MLPD verurteilt Einschüchterung und massive Unterdrückung - Auf zu den G20-Protesten

03.07.2017 - Die MLPD Nord hat zur Mobilisierung zu den G20-Protesten in Hamburg folgende Pressemitteilung veröffentlicht: Die MLPD Nord verurteilt entschieden Gewaltmaßnahmen gegen G20-Gegner, die Verhetzung der Proteste und versuchte Einschüchterung der Hamburger Bevölkerung.

Sie ist Teil des kämpferischen Blocks des Internationalistischen Bündnisses, das sich am 8. Juli, am Sammelpunkt  der Internationalistischen Liste/MLPD um 10 Uhr, am  Klosterwall trifft. Dort wird auch die Vorsitzende Gabi Gärtner sprechen. Sie erklärt: „.. die offen reaktionären Tendenzen des Imperialismus und seiner Regierungen (sind) Reaktion auf den internationalen fortschrittlichen Stimmungsumschwung unter den Massen“

Am Vorabend spricht Gabi Gärtner in der Kurt Tucholsky-Schule zu dem aktuellen und grundsätzlichen Thema: „Das imperialistische Weltsystem nimmt Kurs auf Krieg und Reaktion“, 7. Juli, 19.00 Uhr, Kurt Tucholsky-Schule, Eckernförder Straße 70. Der REBELL, Jugendverband der MLPD, nimmt an den Protestcamps teil.


Entschieden gegen Faschisierung des Staatsapparats

Angela Merkel und Olaf Scholz erklären scheinheilig, dass friedliche Proteste „aus demokratischer Sicht … gut“ sind. Tatsächlich wenden sie gleichzeitig immer offener Gewalt gegen Demonstranten und Einwohner Hamburgs an. Wir wenden uns entschieden gegen die Faschisierung des Staatsapparates.
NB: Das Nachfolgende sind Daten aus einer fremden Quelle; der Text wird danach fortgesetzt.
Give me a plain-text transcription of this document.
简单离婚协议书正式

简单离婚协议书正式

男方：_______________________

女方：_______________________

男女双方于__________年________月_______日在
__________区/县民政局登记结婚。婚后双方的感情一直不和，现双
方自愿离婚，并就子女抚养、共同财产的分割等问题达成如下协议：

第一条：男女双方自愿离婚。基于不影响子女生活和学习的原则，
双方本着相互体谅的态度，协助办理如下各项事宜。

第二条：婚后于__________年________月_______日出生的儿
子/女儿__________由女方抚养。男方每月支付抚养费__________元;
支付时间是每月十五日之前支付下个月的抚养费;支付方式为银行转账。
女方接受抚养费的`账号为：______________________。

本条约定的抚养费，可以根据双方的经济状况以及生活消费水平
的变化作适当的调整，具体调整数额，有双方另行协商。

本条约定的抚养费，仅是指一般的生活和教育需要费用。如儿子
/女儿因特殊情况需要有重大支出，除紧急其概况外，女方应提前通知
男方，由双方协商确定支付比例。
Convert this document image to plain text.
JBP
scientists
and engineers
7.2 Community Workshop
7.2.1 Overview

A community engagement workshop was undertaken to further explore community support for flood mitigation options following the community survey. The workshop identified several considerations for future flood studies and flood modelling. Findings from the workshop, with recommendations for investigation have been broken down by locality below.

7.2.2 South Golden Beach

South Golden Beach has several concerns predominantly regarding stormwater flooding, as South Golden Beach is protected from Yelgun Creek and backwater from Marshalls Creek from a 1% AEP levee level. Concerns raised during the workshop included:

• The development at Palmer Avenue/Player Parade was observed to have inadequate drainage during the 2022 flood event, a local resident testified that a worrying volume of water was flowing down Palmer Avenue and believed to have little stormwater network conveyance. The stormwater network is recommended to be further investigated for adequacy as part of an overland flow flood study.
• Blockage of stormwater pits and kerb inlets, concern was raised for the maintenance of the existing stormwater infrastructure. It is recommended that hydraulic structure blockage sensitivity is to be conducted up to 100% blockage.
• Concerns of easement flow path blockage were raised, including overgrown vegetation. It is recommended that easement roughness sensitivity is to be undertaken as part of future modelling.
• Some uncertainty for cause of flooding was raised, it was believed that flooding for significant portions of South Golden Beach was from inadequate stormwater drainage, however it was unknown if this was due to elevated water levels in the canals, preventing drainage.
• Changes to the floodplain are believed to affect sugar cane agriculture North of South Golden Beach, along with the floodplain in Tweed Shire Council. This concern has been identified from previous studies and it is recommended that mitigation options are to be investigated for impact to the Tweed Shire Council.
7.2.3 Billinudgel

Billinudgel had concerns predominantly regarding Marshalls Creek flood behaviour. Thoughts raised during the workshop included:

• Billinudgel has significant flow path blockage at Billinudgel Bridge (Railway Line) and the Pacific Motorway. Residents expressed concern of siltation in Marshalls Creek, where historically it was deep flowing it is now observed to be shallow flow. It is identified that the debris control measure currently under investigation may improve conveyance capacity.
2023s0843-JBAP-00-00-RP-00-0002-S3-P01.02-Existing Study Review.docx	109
Der Hamburger SPD-Grüne-Senat setzt sich hinweg über Gerichtsurteile bis hin zum Bundesverfassungsgericht und lässt Protestcamps räumen. Sollen hier auch Trump'sche Methoden eingeführt werden? Hausdurchsuchungen fanden statt beim „Roten Aufbau“ und in zwei Privatwohnungen mit gezogenen Maschinenpistolen.

 

Druck auf bürgerliche Journalisten

Taz-Redakteurinnen werden eingeschüchtert, persönliche Daten von Interviewpartnern preiszugeben. 20.000 Polizisten belagern seit 1 Woche ganz Hamburg mit der bundesweit modernsten Ausrüstung; die Bundeswehr wirkt mit!

 
Verfassungsschutz veröffentlicht Daten von Demonstranten

Der Verfassungsschutz Hamburg maßt sich an, vor der Teilnahme an bestimmten Demonstrationen zu warnen und veröffentlicht Personendaten von angeblich Gewaltbereiten, die damit zu einem möglichen Angriffsziel von Faschisten gemacht werden. Die Zusammenarbeit von Teilen des Verfassungsschutz mit den NSU-Mördern ist nicht vergessen.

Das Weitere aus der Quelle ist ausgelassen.